Other hydrogen production methods have far lower environmental impacts and, currently, much higher prices.
To differentiate these methods, the industry has a loose colour coding system to denote the origins of hydrogen production. For example, the current SMR production method is considered to create grey hydrogen. Hydrogen produced by electrolysis and renewable energy is collectively considered to be green hydrogen and may include yellow and pink hydrogen. Note that hydrogen is a clear gas regardless of the production method; it isn’t like red diesel, where a dye is added to the fuel. As we switch over to more green hydrogen, it will become increasingly important to know what colour the hydrogen that you’re buying is. It would be very lucrative to “recolour” cheap grey hydrogen and fraudulently sell it as green.
The UK currently produces and uses about 0.7megatonnes of grey hydrogen per year. We would need about 40TWh of renewable energy if we wanted to make it all green. That’s a lot of energy, more than a quarter of all our current zero carbon generation and many times the level of renewable curtailment in the UK (using curtailed energy to produce green hydrogen is a cogent option for many). There will need to be a significant infrastructure shift to make all the green hydrogen we will need just to displace the current industrial consumption even before we come up with innovative new uses.
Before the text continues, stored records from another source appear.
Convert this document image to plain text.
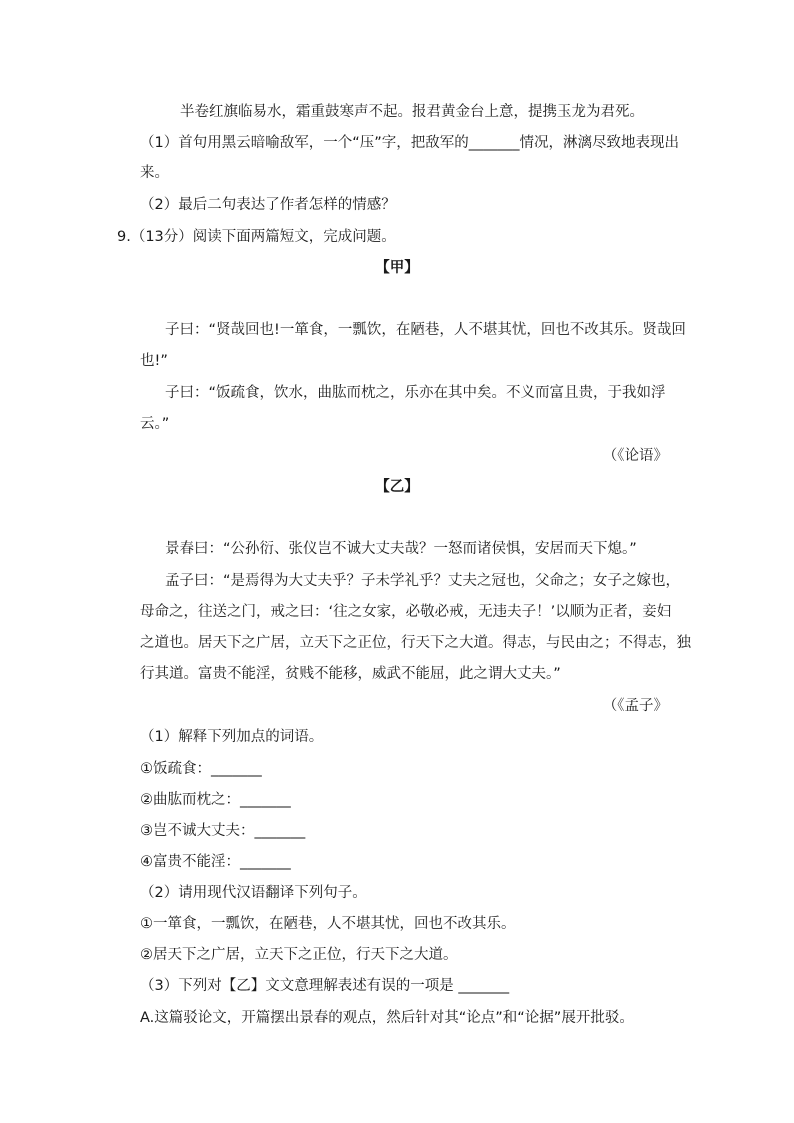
半卷红旗临易水，霜重鼓寒声不起。报君黄金台上意，提携玉龙为君死。
（1）首句用黑云暗喻敌军，一个“压”字，把敌军的_______情况，淋漓尽致地表现出
来。
（2）最后二句表达了作者怎样的情感？
9.（13分）阅读下面两篇短文，完成问题。
【甲】
子曰：“贤哉回也!一箪食，一瓢饮，在陋巷，人不堪其忧，回也不改其乐。贤哉回
也!”
子曰：“饭疏食，饮水，曲肱而枕之，乐亦在其中矣。不义而富且贵，于我如浮
云。”
（《论语》
【乙】
景春曰：“公孙衍、张仪岂不诚大丈夫哉？一怒而诸侯惧，安居而天下熄。”
孟子曰：“是焉得为大丈夫乎？子未学礼乎？丈夫之冠也，父命之；女子之嫁也，
母命之，往送之门，戒之曰：‘往之女家，必敬必戒，无违夫子！’以顺为正者，妾妇
之道也。居天下之广居，立天下之正位，行天下之大道。得志，与民由之；不得志，独
行其道。富贵不能淫，贫贱不能移，威武不能屈，此之谓大丈夫。”
（《孟子》
（1）解释下列加点的词语。
①饭疏食：_______
②曲肱而枕之：_______
③岂不诚大丈夫：_______
④富贵不能淫：_______
（2）请用现代汉语翻译下列句子。
①一箪食，一瓢饮，在陋巷，人不堪其忧，回也不改其乐。
②居天下之广居，立天下之正位，行天下之大道。
（3）下列对【乙】文文意理解表述有误的一项是 _______
A.这篇驳论文，开篇摆出景春的观点，然后针对其“论点”和“论据”展开批驳。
As incentives (carbon taxes?) are applied to encourage industry to use green hydrogen, those industry players are going to be looking to bilaterally contract with green hydrogen producers; this will be the start of a green hydrogen market. New use cases, like net zero steel and concrete, hard to abate transport sectors and long-term energy storage, will compete with the old hydrogen users to make a more vibrant market, one that will require more sophistication than simple bilateral trades. Brokers and traders will see the opportunity and enter the fray. With all this hydrogen being traded, how will everyone be confident that they are buying and using green hydrogen? Luckily, DESNZ has a solution – a hydrogen certification scheme.
How will the Hydrogen Certification Scheme work?
DESNZ has recently announced its intention to develop a hydrogen certification scheme, which would provide information on the provenance and the greenhouse gas emissions of hydrogen. Such a scheme would enable hydrogen producers, consumers, and traders to verify the environmental credentials of hydrogen and to access a low-carbon hydrogen market. Note that DESNZ language is “low carbon hydrogen” (rather than green hydrogen) to encompass blue hydrogen, which is grey hydrogen with carbon capture. A hydrogen certification scheme is a system that tracks and verifies the provenance of hydrogen from production to consumption using certificates. Each unit of hydrogen (1MWh?) gets a certificate that holds information on the source, the process, the location and the date of production, as well as the carbon intensity and the environmental impact of the hydrogen. The certificates can be issued, transferred and redeemed electronically using a platform, such as a distributed ledger. The certificates could also be linked to other schemes and jurisdictions.
Hydrogen is a promising energy carrier, but it’s also an industrial input that needs decarbonising; for this to be effective, it is essential to know the origin and the environmental impact of hydrogen, as not all hydrogen is equally green and clean. A hydrogen certification scheme can provide a solution to this challenge. The UK government’s announcement to develop a hydrogen certification scheme is a welcome initiative. We hope that it will be implemented robustly and effectively in collaboration with the hydrogen industry and the wider energy community.